South Australia free of oyster disease
Precautionary testing of South Australian oyster stocks have confirmed that the state is free of the oyster disease Pacific oyster mortality syndrome (POMS).
Chief Veterinary Officer for Primary Industries and Regions SA (PIRSA), Roger Paskin said the outcome, confirmed through test results on Pacific oyster spat received from Tasmania is great news for South Australia’s $35m oyster industry.
“I am sure that the quick actions that we have undertaken in liaison with local industry over recent days, including the testing regime, have ensured this great outcome for the oyster sector,” he said.
Other precautionary measures implemented in South Australia following the detection of POMS in Tasmania last week, included bans on the importation of live Tasmanian Pacific oysters into South Australia and the movement of Pacific oysters associated with oyster farming within the state.
Dr Paskin said as a result, the mandatory ban on the movement of Pacific oysters associated with oyster farming within South Australia has now been lifted.

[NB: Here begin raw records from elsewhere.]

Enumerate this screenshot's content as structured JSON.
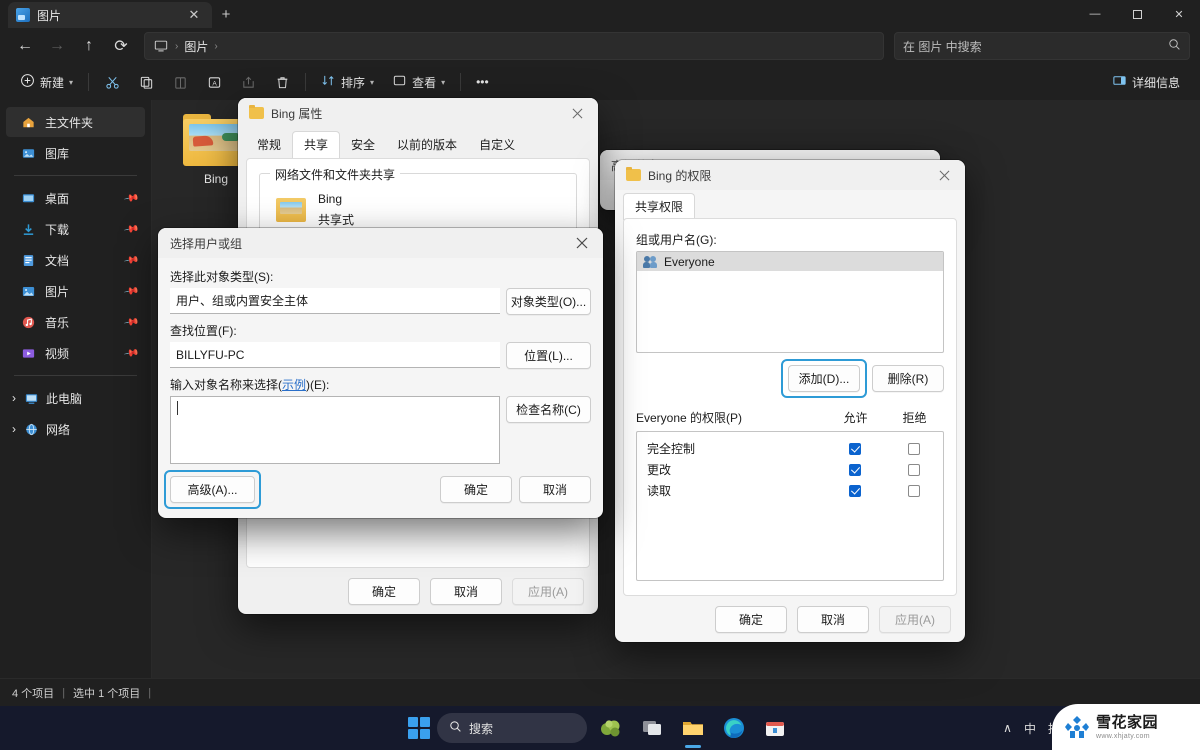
{
  "window": {
    "tab_title": "图片",
    "tab_close_glyph": "✕",
    "new_tab_glyph": "+",
    "minimize_glyph": "—",
    "maximize_glyph": "▢",
    "close_glyph": "✕"
  },
  "address": {
    "back_glyph": "←",
    "forward_glyph": "→",
    "up_glyph": "↑",
    "refresh_glyph": "⟳",
    "breadcrumb": [
      "图片"
    ],
    "separator": "›",
    "search_placeholder": "在 图片 中搜索",
    "search_icon": "⌕"
  },
  "toolbar": {
    "new_label": "新建",
    "cut_label": "剪切",
    "copy_label": "复制",
    "paste_label": "粘贴",
    "rename_label": "重命名",
    "share_label": "共享",
    "delete_label": "删除",
    "sort_label": "排序",
    "view_label": "查看",
    "more_label": "•••",
    "details_label": "详细信息"
  },
  "sidebar": {
    "items": [
      {
        "label": "主文件夹",
        "icon": "home-icon",
        "selected": true,
        "pinned": false
      },
      {
        "label": "图库",
        "icon": "gallery-icon",
        "selected": false,
        "pinned": false
      }
    ],
    "quick": [
      {
        "label": "桌面",
        "icon": "desktop-icon",
        "pinned": true
      },
      {
        "label": "下载",
        "icon": "downloads-icon",
        "pinned": true
      },
      {
        "label": "文档",
        "icon": "documents-icon",
        "pinned": true
      },
      {
        "label": "图片",
        "icon": "pictures-icon",
        "pinned": true
      },
      {
        "label": "音乐",
        "icon": "music-icon",
        "pinned": true
      },
      {
        "label": "视频",
        "icon": "videos-icon",
        "pinned": true
      }
    ],
    "groups": [
      {
        "label": "此电脑",
        "icon": "this-pc-icon"
      },
      {
        "label": "网络",
        "icon": "network-icon"
      }
    ]
  },
  "content": {
    "files": [
      {
        "name": "Bing",
        "type": "folder"
      }
    ]
  },
  "status": {
    "item_count": "4 个项目",
    "separator": "|",
    "selection": "选中 1 个项目"
  },
  "advanced_sharing_dialog": {
    "title": "高级共享"
  },
  "properties_dialog": {
    "title": "Bing 属性",
    "close_glyph": "✕",
    "tabs": [
      {
        "label": "常规",
        "active": false
      },
      {
        "label": "共享",
        "active": true
      },
      {
        "label": "安全",
        "active": false
      },
      {
        "label": "以前的版本",
        "active": false
      },
      {
        "label": "自定义",
        "active": false
      }
    ],
    "group_legend": "网络文件和文件夹共享",
    "share_name": "Bing",
    "share_state": "共享式",
    "buttons": {
      "ok": "确定",
      "cancel": "取消",
      "apply": "应用(A)"
    }
  },
  "select_users_dialog": {
    "title": "选择用户或组",
    "close_glyph": "✕",
    "object_type_label": "选择此对象类型(S):",
    "object_type_value": "用户、组或内置安全主体",
    "object_type_button": "对象类型(O)...",
    "location_label": "查找位置(F):",
    "location_value": "BILLYFU-PC",
    "location_button": "位置(L)...",
    "names_label_prefix": "输入对象名称来选择(",
    "names_label_link": "示例",
    "names_label_suffix": ")(E):",
    "names_value": "",
    "check_names_button": "检查名称(C)",
    "advanced_button": "高级(A)...",
    "advanced_focused": true,
    "ok_button": "确定",
    "cancel_button": "取消"
  },
  "permissions_dialog": {
    "title": "Bing 的权限",
    "close_glyph": "✕",
    "tab_label": "共享权限",
    "group_names_label": "组或用户名(G):",
    "group_list": [
      {
        "name": "Everyone",
        "selected": true
      }
    ],
    "add_button": "添加(D)...",
    "add_focused": true,
    "remove_button": "删除(R)",
    "perm_header": "Everyone 的权限(P)",
    "col_allow": "允许",
    "col_deny": "拒绝",
    "permissions": [
      {
        "name": "完全控制",
        "allow": true,
        "deny": false
      },
      {
        "name": "更改",
        "allow": true,
        "deny": false
      },
      {
        "name": "读取",
        "allow": true,
        "deny": false
      }
    ],
    "buttons": {
      "ok": "确定",
      "cancel": "取消",
      "apply": "应用(A)"
    }
  },
  "taskbar": {
    "start_label": "开始",
    "search_placeholder": "搜索",
    "search_icon": "⌕",
    "apps": [
      {
        "name": "game-app-icon"
      },
      {
        "name": "task-view-icon"
      },
      {
        "name": "file-explorer-icon",
        "active": true
      },
      {
        "name": "edge-browser-icon"
      },
      {
        "name": "microsoft-store-icon"
      }
    ],
    "tray": {
      "chevron": "∧",
      "ime_mode": "中",
      "ime_pinyin": "拼"
    }
  },
  "watermark": {
    "title": "雪花家园",
    "url": "www.xhjaty.com"
  },
  "colors": {
    "accent": "#2e9bd6",
    "checkbox_on": "#0b63ce",
    "window_bg": "#202020",
    "content_bg": "#272727",
    "dialog_bg": "#f0f0f0"
  }
}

“The movement of oysters for production purposes within the state can now resume,” he said.
“However the external threat remains and PIRSA’s staff along with the local oyster industry are therefore remaining vigilant.”
Due to continuing concern on events in Tasmania, a new Livestock Order Notice is now in place continuing the ban on the entry of live Pacific oysters sourced from Tasmania into South Australia, including for human consumption.

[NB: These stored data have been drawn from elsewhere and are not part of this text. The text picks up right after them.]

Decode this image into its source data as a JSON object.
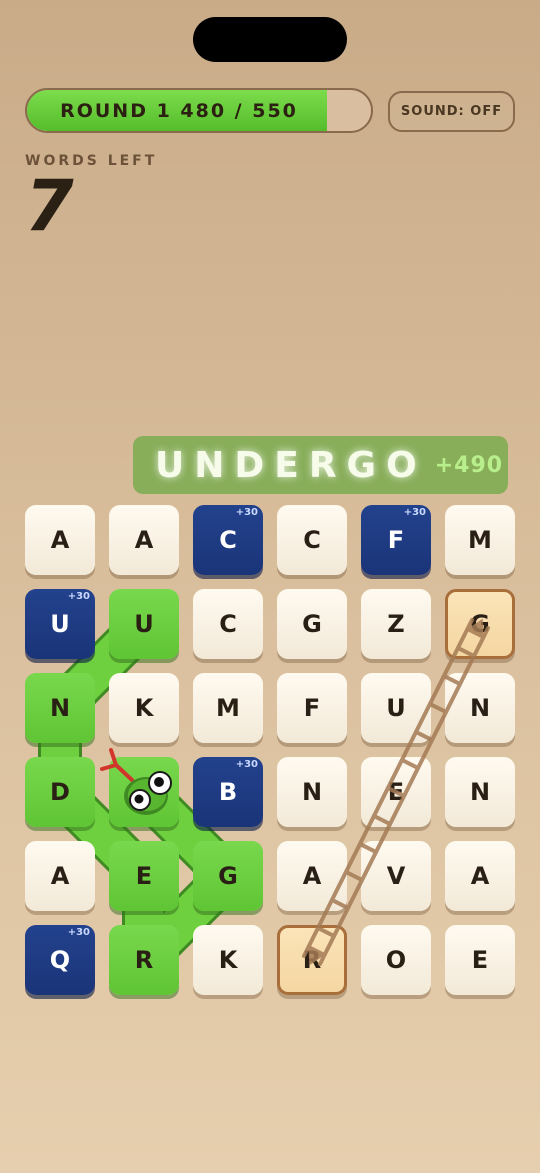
{
  "progress": {
    "text": "ROUND 1 480 / 550",
    "current": 480,
    "target": 550,
    "fraction": 0.873
  },
  "sound_button": "SOUND: OFF",
  "words_left": {
    "label": "WORDS LEFT",
    "value": "7"
  },
  "current_word": {
    "text": "UNDERGO",
    "score": "+490"
  },
  "colors": {
    "green": "#66c93a",
    "blue": "#1f3b85",
    "cream": "#f6eee0",
    "highlight": "#f6dcaa",
    "ladder": "#a47b55"
  },
  "grid": [
    [
      {
        "letter": "A",
        "style": "normal"
      },
      {
        "letter": "A",
        "style": "normal"
      },
      {
        "letter": "C",
        "style": "blue",
        "bonus": "+30"
      },
      {
        "letter": "C",
        "style": "normal"
      },
      {
        "letter": "F",
        "style": "blue",
        "bonus": "+30"
      },
      {
        "letter": "M",
        "style": "normal"
      }
    ],
    [
      {
        "letter": "U",
        "style": "blue",
        "bonus": "+30"
      },
      {
        "letter": "U",
        "style": "green"
      },
      {
        "letter": "C",
        "style": "normal"
      },
      {
        "letter": "G",
        "style": "normal"
      },
      {
        "letter": "Z",
        "style": "normal"
      },
      {
        "letter": "G",
        "style": "highlight"
      }
    ],
    [
      {
        "letter": "N",
        "style": "green"
      },
      {
        "letter": "K",
        "style": "normal"
      },
      {
        "letter": "M",
        "style": "normal"
      },
      {
        "letter": "F",
        "style": "normal"
      },
      {
        "letter": "U",
        "style": "normal"
      },
      {
        "letter": "N",
        "style": "normal"
      }
    ],
    [
      {
        "letter": "D",
        "style": "green"
      },
      {
        "letter": "",
        "style": "green"
      },
      {
        "letter": "B",
        "style": "blue",
        "bonus": "+30"
      },
      {
        "letter": "N",
        "style": "normal"
      },
      {
        "letter": "E",
        "style": "normal"
      },
      {
        "letter": "N",
        "style": "normal"
      }
    ],
    [
      {
        "letter": "A",
        "style": "normal"
      },
      {
        "letter": "E",
        "style": "green"
      },
      {
        "letter": "G",
        "style": "green"
      },
      {
        "letter": "A",
        "style": "normal"
      },
      {
        "letter": "V",
        "style": "normal"
      },
      {
        "letter": "A",
        "style": "normal"
      }
    ],
    [
      {
        "letter": "Q",
        "style": "blue",
        "bonus": "+30"
      },
      {
        "letter": "R",
        "style": "green"
      },
      {
        "letter": "K",
        "style": "normal"
      },
      {
        "letter": "R",
        "style": "highlight"
      },
      {
        "letter": "O",
        "style": "normal"
      },
      {
        "letter": "E",
        "style": "normal"
      }
    ]
  ],
  "snake_icon": "snake-head-icon",
  "ladder_icon": "ladder-icon"
}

The new order remains in place until end July or until it is revoked.
“It will remain illegal to bring in live Pacific oysters into South Australia that have been sourced from Tasmania,” Dr Paskin said. “However oysters that are either frozen or opened, will be allowed to be brought into South Australia.

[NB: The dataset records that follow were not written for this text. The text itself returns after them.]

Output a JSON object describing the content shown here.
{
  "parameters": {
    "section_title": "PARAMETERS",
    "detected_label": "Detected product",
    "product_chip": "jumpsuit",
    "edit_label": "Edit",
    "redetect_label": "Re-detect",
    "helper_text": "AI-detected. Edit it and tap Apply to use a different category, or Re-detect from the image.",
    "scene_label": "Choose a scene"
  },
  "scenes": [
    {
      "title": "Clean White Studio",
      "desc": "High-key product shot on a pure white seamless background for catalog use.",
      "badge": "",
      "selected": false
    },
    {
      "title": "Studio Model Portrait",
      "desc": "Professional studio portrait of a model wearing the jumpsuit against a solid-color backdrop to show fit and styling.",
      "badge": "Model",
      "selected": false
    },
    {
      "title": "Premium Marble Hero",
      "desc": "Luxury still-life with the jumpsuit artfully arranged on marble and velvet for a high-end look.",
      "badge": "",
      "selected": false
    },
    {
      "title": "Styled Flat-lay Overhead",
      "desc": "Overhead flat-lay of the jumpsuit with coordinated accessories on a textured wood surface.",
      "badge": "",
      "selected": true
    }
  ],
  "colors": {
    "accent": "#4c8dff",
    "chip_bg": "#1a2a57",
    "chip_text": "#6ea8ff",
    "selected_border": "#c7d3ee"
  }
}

“This ban applies to consumers travelling into SA and seafood processors alike, and a part of these latest efforts to ensure South Australia remains POMS free, PIRSA’s Biosecurity SA officers at the quarantine stations at Yamba, Oodla Wirra, Pinnaroo and Ceduna will also be checking for oysters while inspecting vehicles for fruit and vegetables as part of our regular efforts against fruit fly and other potential biosecurity risks.
“South Australians take their biosecurity precautions seriously and I am sure the strategies developed and acted upon by both PIRSA and the oyster industry against this latest disease threat will minimise any risk to this valuable regional industry.”